Ana səhifə TÜRK DÜNYASI “Türkiye`ye adımımızı attığımız andan itibaren bizi bayraklar karşıladı.”

“Türkiye`ye adımımızı attığımız andan itibaren bizi bayraklar karşıladı.”

Müəllif: Bizim Yazı
567 baxış

Bafra

Samsun`da, Bafra`da okunan ezanları dinlediğimde içime bir huzur doluyordu… –Şaire-çevirmen Terane Novruzbey Neyzen Tevfik Kolaylı Bafra Uluslararası 3. Şiir ve Edebiyat Şöleni’nden izlenimlerini anlatıyor

Bayraklar… Türkiye`ye adımımızı attığımız andan itibaren bizi bayraklar karşıladı. Nerde bir yükseklik varsa, orda hemen bir Türk bayrağı dikilmişti. Şehit kanlarının simgesiydi bu bayrak. Bu bayraklar caddelerde asılıydı, bu bayraklar benim için özlemdi. Zira, Türkiyeye ilk gidişimdi. Bu bayraklar şehre ayrı bir güzellik katıyordu. Türkiyede olduğum sürece beni gururlandıran, ama aynı zamanda zaman zaman gözlerimin dolmasına neden olan Türk insanının bayrağına duyduğu saygıydı. Bu saygı beni adeta kendimden geçiriyordu. Bayraklardan başka aynı zamanda hemen her balkon güllerle, çiçeklerle süslenmişti. Düşünsenize, bir kan, güç, kudret simgesi olan al kırmızı bayraklar ve onun hemen yanında da zerafetin, güzelliğin simgesi güzelim güller. O denli muhteşem bir manzaraydı ki… Televizyonda hep görüyoruz, türk kanallarını izliyoruz, ama bu asla televizyondan seyretmekle kıyaslanamazdı. Canlı canlı görüyordun herşeyi. Nasıl insanlar sevgiyle yaklaşıyorlar herşeye. Bayrağa, ezana, toprağa… Ezanlar… Ezandan konu açılmışken, minareler beni çok etkiledi. Benim dedem II dünya savaşında bir süre Almanya`da rehin olarak bulunmuş. Daha sonra onları Vatana götürürlerken İstanbul`a da uğramışlar. Onları İstanbul üzerinden getirmişler.
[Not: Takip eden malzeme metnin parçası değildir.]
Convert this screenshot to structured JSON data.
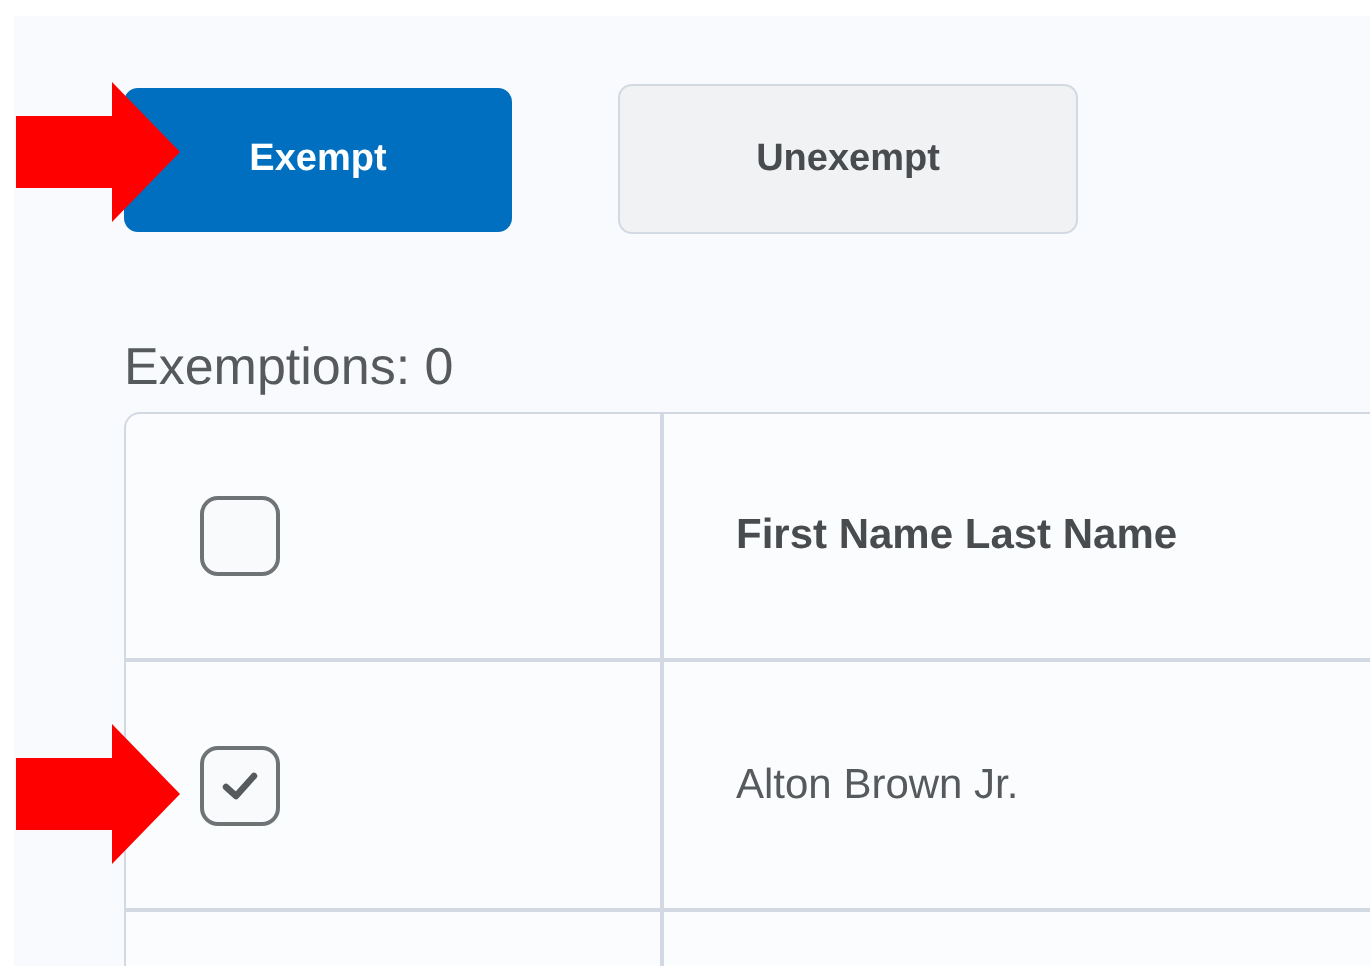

O, hep bize şafak sökerken İstanbul minarelerinin güzelliklerini öve öve bitiremezdi. Benim bildiğim kadarıyla, yalnız İstanbul`da ikibin beşyüzden fazla minare var. bizim şölen için gittiğimiz Samsun`un Bafra ilçesinde de yeterince minareler, camiiler vardı. Her ezan okunduğunda benim içimi çok değişik duygular kaplıyordu. Türk insanı dinine, diyanetine ne kadar da düşkün. Modadır diye, falanca yapıyor diye değil bu dine bağlılık. Ezan sesleri… Akşam ezanının sesleri hertarafl kapladığında ben adeta uçuyordum. Açık ve net söyliyeyim, Bakü`deyken ben ezan sesinden yeterince zevkalamıyordum. Bırakın, zevkalmağı, resmen içim daralıyordu. Aklıma şehit olan kardeşim, gazi olmuş abim geliyordu ve bulut bulut doluyordum. Ezan okuyan müezzinin sesi sanki cehaleti andırıyordu. Ne gariptir ki, Samsun`da, Bafra`da okunan ezanları dinlediğimde içime bir huzur doluyordu. Kesinlikle hüzünlenmiyordum. Tam tersi, içim içime sığmıyordu. Ne farkı vardı, işte ben bunu anlayamıyordum.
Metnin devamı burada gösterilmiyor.